What the EU is looking for, Rubinacci said, is to promote an alternative model for African countries and other raw material producers that makes European investors more attractive than Beijing.
That approach was laid down in the EU’s Critical Raw Materials Act, presented in March, which seeks to build a “win-win partnership” with resource-rich countries that is beneficial for both sides.
This includes the selection of “strategic projects” for raw materials mining, processing or recycling in Europe and foreign countries that will benefit from streamlined permitting processes and easier government financing under EU state aid rules.
“We have to propose something new – a new partnership that is not just about seeking to have access to the materials, then extract and leave,” Rubinacci explained, saying the EU was looking to ensure there is “local value addition” to mining activity for host countries.
For instance, the European Commission is currently working on a new strategic partnership with Chile for raw materials such as copper and lithium, which both appear on the EU’s list of critical raw materials, he said.

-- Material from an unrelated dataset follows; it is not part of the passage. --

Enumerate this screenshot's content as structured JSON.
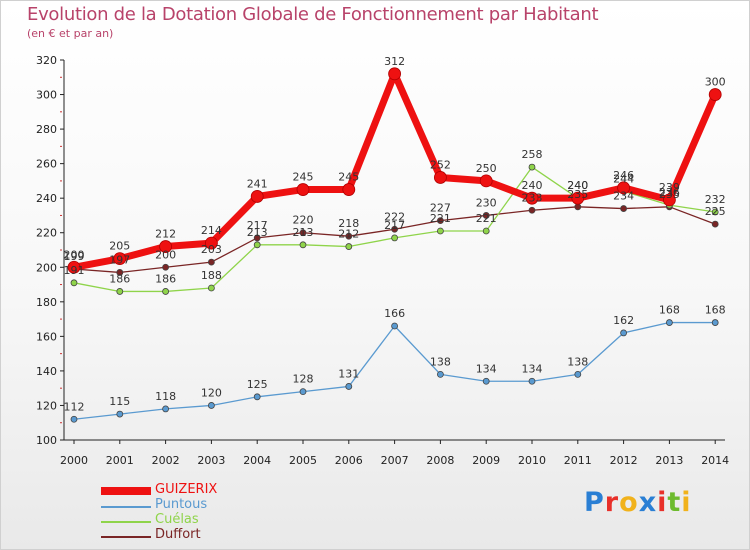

“And here, trade rules matter enormously,” Rubinacci added, saying those deals add legal security, transparency and enforceability to contracts in the area of raw materials mining, refining, and processing, which is “extremely risky”, with “huge capital” requirements and long lead times from inception to market.
Claude Chanson, general manager of Recharge, the European battery manufacturers association, said the industry welcomes the Commission’s focus on partnerships bringing added value to host countries.
“We are aiming to generate a new dimension of competition, which is a sustainability dimension,” he said, referring to the European battery regulation, which imposes sustainability and transparency standards for batteries including the origin of raw materials used in the manufacturing process.
The industry’s hope, he said, is that those standards will become worldwide so that European manufacturers can compete on a level playing field. And the sustainability dimension could be a way of making European manufacturers more competitive, he added.
Yet, there are plenty of questions as to how these new partnerships and standards will be enforced.
Diego Marin, a green campaigner at the European Environmental Bureau (EEB), praised the EU’s Critical Raw Materials Act for its comprehensive approach to new mining projects, which includes a development dimension involving countries in the Global South.
However, he also slammed the EU’s approach as “colonial greenwashing” because it doesn’t resolve the more fundamental issue of sovereign debt in the Global South, which is held by European and American banks.
“These countries are forced to sell their raw materials on the cheap because they have to service this foreign debt,” Marin said, criticising the role of Export Credit Agencies for fueling indebtedness in poor countries.
“There is a lack of transparency on how we’re going to fund these projects,” Marin said, questioning the benefits that new mining projects will actually bring to the Global South. “Is it even in their interest to provide these materials to the European market?” he wondered.
Chanson acknowledged issues related to poverty and child labour in the cobalt supply chain but said new transparency and traceability requirements for batteries in Europe “at some point will eliminate this type of business”.
The challenge for Europe, he said, will be to enforce those standards on imported goods and not only its home production. “We are worried that the custom controls will not be able to verify” the origin of raw materials, he said.